Servizi tecnici: il TAR sulla corrisponenza tra requisiti e quote di esecuzione
Negli appalti di servizi e forniture, i requisiti tecnici ed economici possono essere posseduti dal raggruppamento nel suo complesso: nessun obbligo di proporzionalità tra qualificazione e quota di prestazione, salvo diversa previsione della lex specialis
La decisione del TAR
Il Collegio ha osservato che la legge di gara non richiedeva una corrispondenza proporzionale dei requisiti per ciascun componente del raggruppamento, ma solo che:
- ogni soggetto fosse in possesso del requisito di idoneità professionale (iscrizione all’Albo o al Registro delle Imprese);
- i requisiti di capacità economico-finanziaria e tecnico-professionale fossero posseduti dal raggruppamento nel suo complesso.
Da ciò consegue che la mancanza di requisiti tecnici individuali proporzionali alla quota di esecuzione non costituisce causa di esclusione, a meno che la lex specialis non disponga diversamente.
Il TAR ha così riaffermato il principio già espresso dall’Adunanza Plenaria n. 27/2014, secondo cui, negli appalti di servizi e forniture, non opera ex lege il principio di necessaria corrispondenza tra la qualificazione del singolo operatore e la quota della prestazione di rispettiva pertinenza.
Il Tribunale ha inoltre chiarito che la figura del “giovane professionista” – obbligatoria ai sensi dell’art. 66, comma 2, e dell’Allegato II.12 – non richiede una specifica titolarità di funzioni o responsabilità, essendo sufficiente la sua effettiva partecipazione al gruppo di lavoro in coerenza con le finalità formative e di crescita professionale previste dalla norma.
La pronuncia dassume rilievo perché consolida una distinzione strutturale ormai chiara nel nuovo Codice:
- nei lavori, la qualificazione è personale e proporzionale alla quota di esecuzione;
- nei servizi, la qualificazione è collettiva e riferita alla capacità complessiva del raggruppamento.

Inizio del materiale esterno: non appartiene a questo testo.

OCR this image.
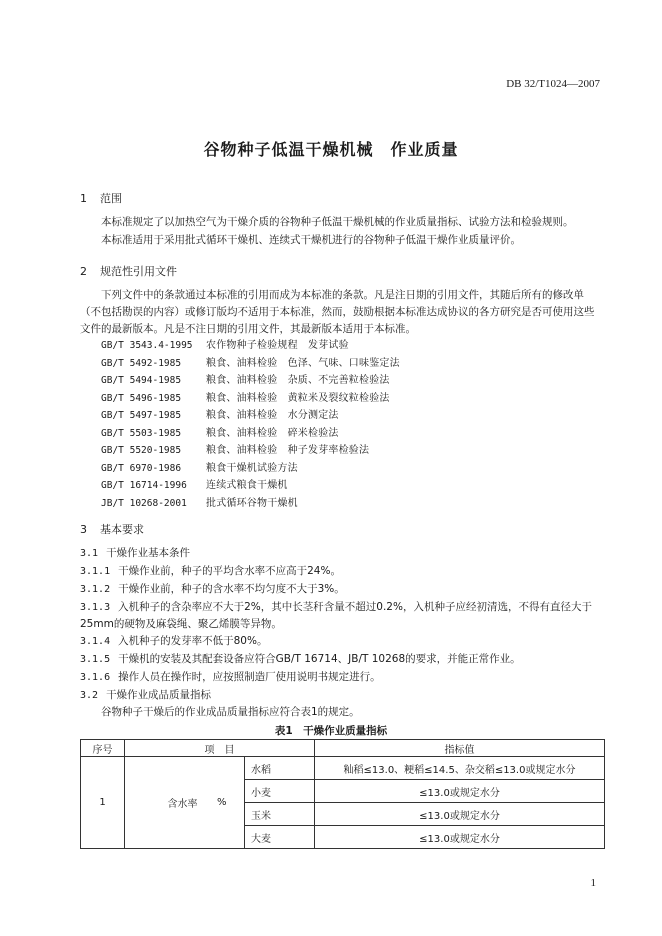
DB 32/T1024—2007
谷物种子低温干燥机械　作业质量
1 范围
本标准规定了以加热空气为干燥介质的谷物种子低温干燥机械的作业质量指标、试验方法和检验规则。
本标准适用于采用批式循环干燥机、连续式干燥机进行的谷物种子低温干燥作业质量评价。
2 规范性引用文件
下列文件中的条款通过本标准的引用而成为本标准的条款。凡是注日期的引用文件，其随后所有的修改单（不包括勘误的内容）或修订版均不适用于本标准，然而，鼓励根据本标准达成协议的各方研究是否可使用这些文件的最新版本。凡是不注日期的引用文件，其最新版本适用于本标准。
GB/T 3543.4-1995 农作物种子检验规程　发芽试验
GB/T 5492-1985 粮食、油料检验　色泽、气味、口味鉴定法
GB/T 5494-1985 粮食、油料检验　杂质、不完善粒检验法
GB/T 5496-1985 粮食、油料检验　黄粒米及裂纹粒检验法
GB/T 5497-1985 粮食、油料检验　水分测定法
GB/T 5503-1985 粮食、油料检验　碎米检验法
GB/T 5520-1985 粮食、油料检验　种子发芽率检验法
GB/T 6970-1986 粮食干燥机试验方法
GB/T 16714-1996 连续式粮食干燥机
JB/T 10268-2001 批式循环谷物干燥机
3 基本要求
3.1 干燥作业基本条件
3.1.1 干燥作业前，种子的平均含水率不应高于24%。
3.1.2 干燥作业前，种子的含水率不均匀度不大于3%。
3.1.3 入机种子的含杂率应不大于2%，其中长茎秆含量不超过0.2%，入机种子应经初清选，不得有直径大于25mm的硬物及麻袋绳、聚乙烯膜等异物。
3.1.4 入机种子的发芽率不低于80%。
3.1.5 干燥机的安装及其配套设备应符合GB/T 16714、JB/T 10268的要求，并能正常作业。
3.1.6 操作人员在操作时，应按照制造厂使用说明书规定进行。
3.2 干燥作业成品质量指标
谷物种子干燥后的作业成品质量指标应符合表1的规定。
表1　干燥作业质量指标
序号	项　目			指标值
1	含水率	%	水稻	籼稻≤13.0、粳稻≤14.5、杂交稻≤13.0或规定水分
			小麦	≤13.0或规定水分
			玉米	≤13.0或规定水分
			大麦	≤13.0或规定水分
1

Questo approccio, coerente con il principio del risultato e con la libertà organizzativa riconosciuta ai professionisti, consente una maggiore apertura del mercato e una più ampia partecipazione, riducendo il rischio di esclusioni formali non giustificate da esigenze sostanziali di affidabilità.
La decisione valorizza anche il ruolo della discrezionalità amministrativa: spetta infatti alla stazione appaltante decidere se richiedere la corrispondenza tra requisiti e quote, ma tale scelta deve essere esplicita nella lex specialis e coerente con la natura e l’importo del servizio da affidare.